In both stories, gangs make up the family structure and relationships are very close. The boys like to fight, but they fight relatively clean; there are weapons but no guns. In The Outsiders, Darrel “Darry” Curtis (played by Patrick Swayze) is the defacto father of his two younger brothers, but he is the lead of the Greasers, the wrong side of the tracks kids, and so he must fight. All the Greasers fight, until one of the weaker ones kills the leader of a rival gang, and suddenly, must go on the lamb to avoid a murder charge. The Outsiders is an ensemble film that hangs on Matt Dillon’s performance but rides on the Greasers and their poetic alienation pain.

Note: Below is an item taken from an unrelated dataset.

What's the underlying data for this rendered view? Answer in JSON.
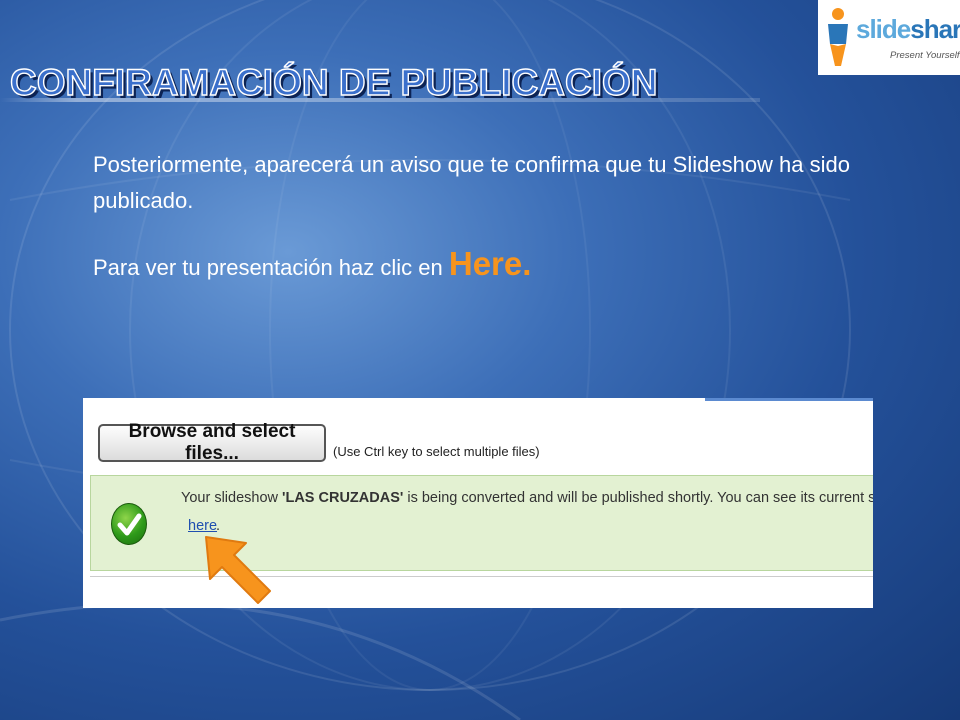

Here, Johnny and Pony Boy wake up in the church where they are hiding and notice the beautiful colors and hues that make up the world they live in:
Hinton conceived of poor disaffected young men as poetic and loyal wanderers. They were blue collar poets whose defining characteristic was their lack of pretension. That their lives would end in violence or continue in poverty was a given.
Rumble Fish has many of the same characteristics of The Outsiders, but it is far more abstract. It’s shot in black and white and the soundtrack is minimalist. The older gang member goes by the name The Motorcycle Boy, and Matt Dillon plays his younger brother, Rusty James. Rusty James does all the things his older brother does, just not as well. He fights and wins, but gets badly injured. He shoots pool, but loses. He’s attractive to the ladies, but loses his girlfriend (played by Diane Lane, the Muse in both films) to a smarter rival gang member. The Motorcycle Boy is absent for much of the film, and only referred to in reverent tones, but then he returns from a trip to California where he met the mother that abandoned both boys long ago.
The Motorcycle Boy is talented, good looking, physical, well-read, and the master of his dysfunctional domain, and consequently, bored by life. Whereas the boys in The Outsiders are absorbed in their wandering grief, The Motorcycle Boy has passed through grief and come to tragedy. He’s moved beyond the pain of having an alcoholic father and skills that can’t easily be turned in to a profitable life and arrived at a doomed fatalism. Unlike all the others boys in the pantheon of S.E. Hinton characters, The Motorcycle Boy has witnessed the existential tragedy of life, and given himself over to it.
The Motorcycle Boy is the penultimate S. E. Hinton character and a template for many Young Adult literature characters. Such young people are just not interested in civilized life. Civilization takes a lot of sublimating desires and suffering fools, if not gladly, then effectively, and some people are not cut out for it.
When The Motorcycle Boy enters the story at the half way point in Rumble Fish, he is at the end of his life. He has come to back to Oklahoma to die. His final chapter was to Go West, on his motorcycle, where he finds the last piece of the tragic puzzle. On his quest, he locates his mother who fled Oklahoma and abandoned her husband and her two boys. The Motorcycle Boy discovers she is on the edges of Hollywood and living with a movie producer. He does not speak ill of her to his little brother, but clearly, she offered no hope or redemption. She wounded his father and left a void in the life of both boys simply to pursue her idle pleasures. His hopes were in finding her, and he found her empty.
Here, The Motorcycle Boy tells Rusty about their mother, and California.
So, The Motorcycle Boy has simply had it with humans, and like many wounded people, pours his soulful compassion out on animals. His final act is to break into a pet store and attempt to take the fish in the tanks down to the river so they can be free. The river, he tells Rusty, goes all the way to the ocean, and he pleads with Rusty to take the motorcycle and leave. Freed from his brother’s legend and now in possession of the motorcycle, Rusty rides to the ocean, where one hopes he finds his place in the sun and never returns upstream.